Step 2. Law of Sines
(sinA)/323.876 = (sin(150))/5
5(sinA) = 161.938
sinA = 32.3876
A = arcsin(32.3876)

And, I get an error:domain message. :S

Answer
Questioner:   Laura
Category:  Advanced Math
Private:  No
 
Subject:  Calculus: Law of Sines and Cosines
Question:  Instructions: Use either Law of Sines or Law of Cosines as appropriate to solve the triangle.

1. measure of angle C = 150
side b = 7
side c = 5

What I tried doing:
Step 1. Law of Cosines

>> Not usually a good idea.  Here is the clue:

If you have both a side and its opposite angle GIVEN, use law of sines.

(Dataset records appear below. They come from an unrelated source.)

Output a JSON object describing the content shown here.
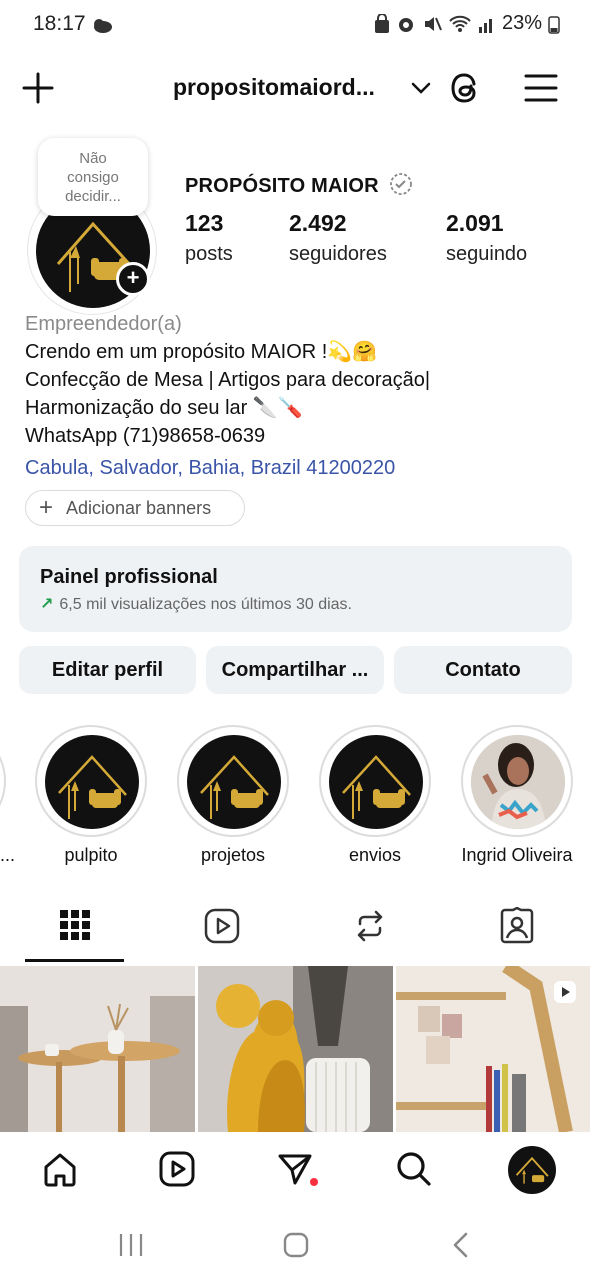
{
  "status_bar": {
    "time": "18:17",
    "battery": "23%"
  },
  "header": {
    "username": "propositomaiord...",
    "icons": [
      "plus-icon",
      "chevron-down-icon",
      "threads-icon",
      "menu-icon"
    ]
  },
  "profile": {
    "note": "Não consigo decidir...",
    "display_name": "PROPÓSITO MAIOR",
    "stats": [
      {
        "value": "123",
        "label": "posts"
      },
      {
        "value": "2.492",
        "label": "seguidores"
      },
      {
        "value": "2.091",
        "label": "seguindo"
      }
    ],
    "category": "Empreendedor(a)",
    "bio_lines": [
      "Crendo em um propósito MAIOR !💫🤗",
      "Confecção de Mesa | Artigos para decoração|",
      "Harmonização do seu lar 🔪🪛",
      "WhatsApp (71)98658-0639"
    ],
    "location": "Cabula, Salvador, Bahia, Brazil 41200220",
    "add_banners": "Adicionar banners"
  },
  "dashboard": {
    "title": "Painel profissional",
    "subtitle": "6,5 mil visualizações nos últimos 30 dias."
  },
  "actions": {
    "edit": "Editar perfil",
    "share": "Compartilhar ...",
    "contact": "Contato"
  },
  "highlights": [
    {
      "label": "..."
    },
    {
      "label": "pulpito"
    },
    {
      "label": "projetos"
    },
    {
      "label": "envios"
    },
    {
      "label": "Ingrid Oliveira"
    }
  ],
  "tabs": [
    "grid-icon",
    "reels-icon",
    "reposts-icon",
    "tagged-icon"
  ],
  "bottom_nav": [
    "home-icon",
    "reels-icon",
    "send-icon",
    "search-icon",
    "profile-icon"
  ],
  "colors": {
    "accent_link": "#3a54a8",
    "panel_bg": "#eff2f5",
    "gold": "#d4a937",
    "trend_green": "#1e9e4a",
    "notification": "#ff3040"
  }
}
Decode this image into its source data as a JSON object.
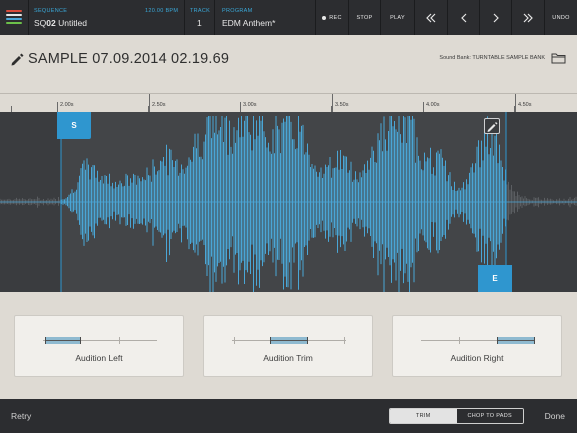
{
  "topbar": {
    "sequence_label": "SEQUENCE",
    "bpm": "120.00 BPM",
    "sequence_prefix": "SQ",
    "sequence_num": "02",
    "sequence_name": "Untitled",
    "track_label": "TRACK",
    "track_value": "1",
    "program_label": "PROGRAM",
    "program_value": "EDM Anthem*",
    "rec_label": "REC",
    "stop_label": "STOP",
    "play_label": "PLAY",
    "undo_label": "UNDO",
    "logo_colors": [
      "#d94a3a",
      "#e8e8e8",
      "#4aa8d8",
      "#e8e8e8",
      "#6cc04a"
    ]
  },
  "header": {
    "title": "SAMPLE 07.09.2014 02.19.69",
    "sound_bank": "Sound Bank: TURNTABLE SAMPLE BANK"
  },
  "ruler": {
    "labels": [
      "2.00s",
      "2.50s",
      "3.00s",
      "3.50s",
      "4.00s",
      "4.50s"
    ]
  },
  "waveform": {
    "start_marker": "S",
    "end_marker": "E",
    "accent_color": "#2f96cf",
    "wave_color": "#4aa6d6"
  },
  "audition": {
    "left_label": "Audition Left",
    "trim_label": "Audition Trim",
    "right_label": "Audition Right"
  },
  "bottombar": {
    "retry_label": "Retry",
    "trim_label": "TRIM",
    "chop_label": "CHOP TO PADS",
    "done_label": "Done"
  }
}
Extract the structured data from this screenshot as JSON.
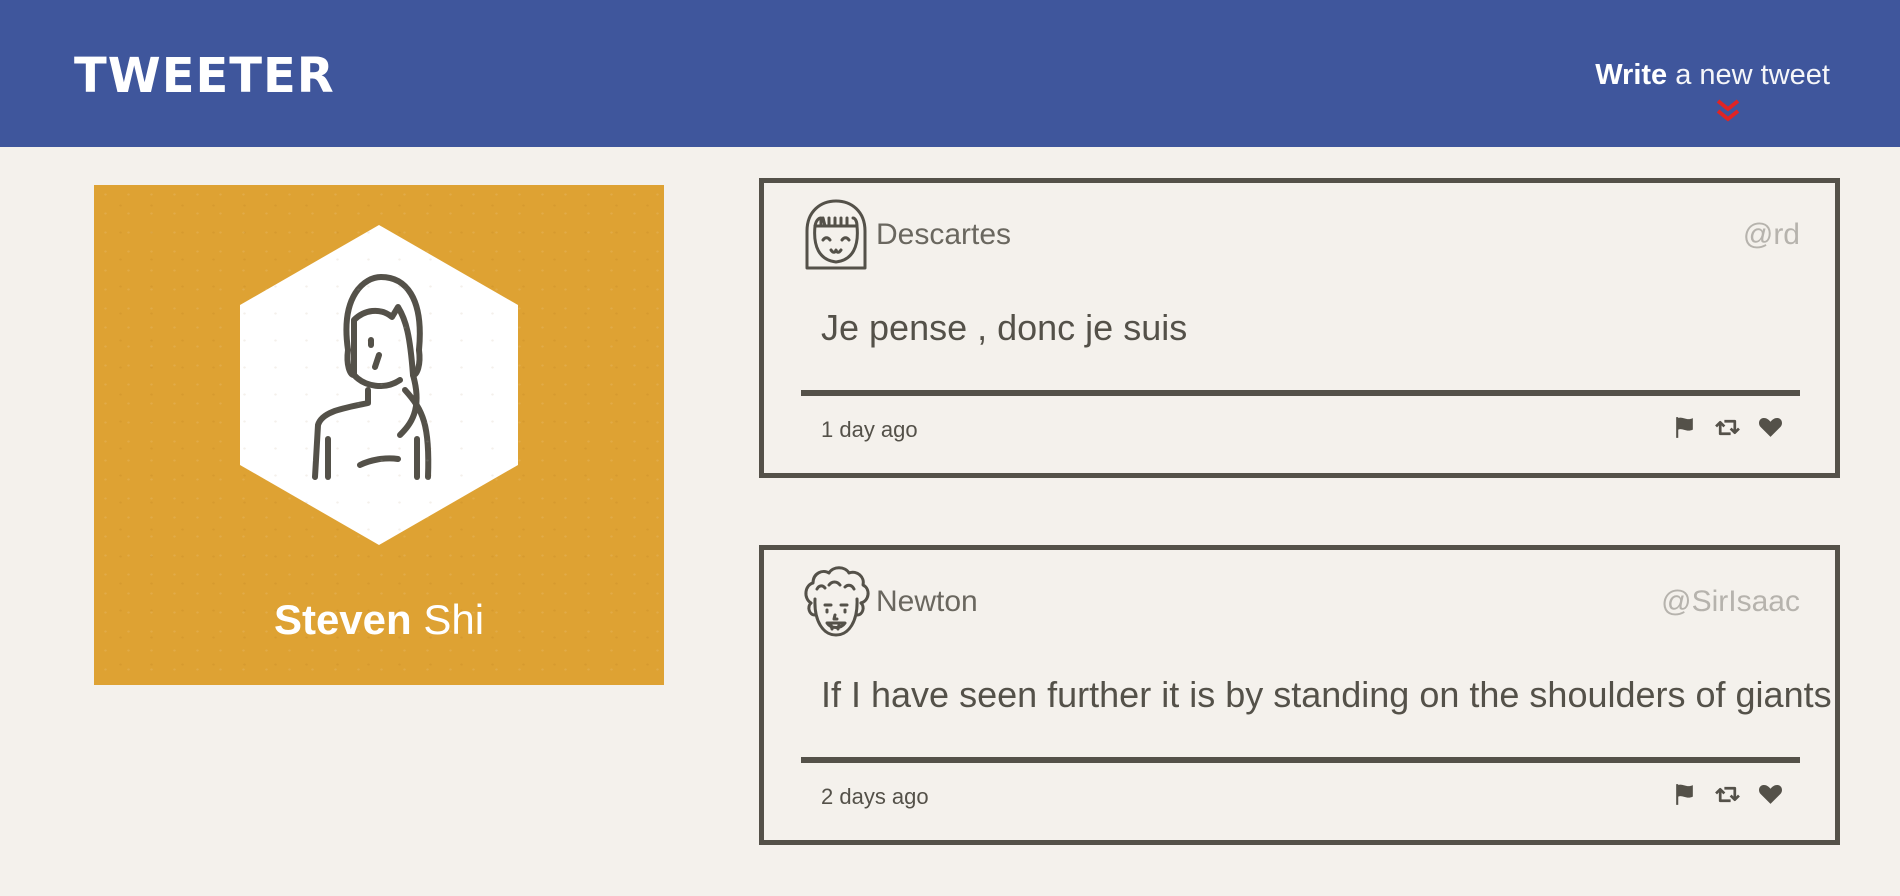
{
  "header": {
    "brand": "TWEETER",
    "compose_bold": "Write",
    "compose_rest": " a new tweet"
  },
  "profile": {
    "first_name": "Steven",
    "last_name": " Shi"
  },
  "tweets": [
    {
      "author": "Descartes",
      "handle": "@rd",
      "text": "Je pense , donc je suis",
      "time": "1 day ago"
    },
    {
      "author": "Newton",
      "handle": "@SirIsaac",
      "text": "If I have seen further it is by standing on the shoulders of giants",
      "time": "2 days ago"
    }
  ],
  "icons": {
    "compose": "chevron-double-down-icon",
    "flag": "flag-icon",
    "retweet": "retweet-icon",
    "like": "heart-icon"
  },
  "colors": {
    "header": "#3f569c",
    "profile_card": "#dea233",
    "page_background": "#f4f1ec",
    "ink": "#545149",
    "accent": "#e02424"
  }
}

If you have SSS, or SAS given, (remember your basic geometry and congruent triangles?) use law of cosines.

In this case you have C = 150, c = 5, so you DO have a side and opposite angle.

>> HOWEVER, Here is another big clue:

*****************************************************************
In any triangle, the largest angle is opposite the largest side.
*****************************************************************

Since C is clearly biggest, so is c.  Therefore  a = 323 is impossible.  IN FACT, b = 7 is also impossible.  No wonder you are having some trouble.

Why not look over the example again?


P.S. This belongs in Advanced Math, not Calculus.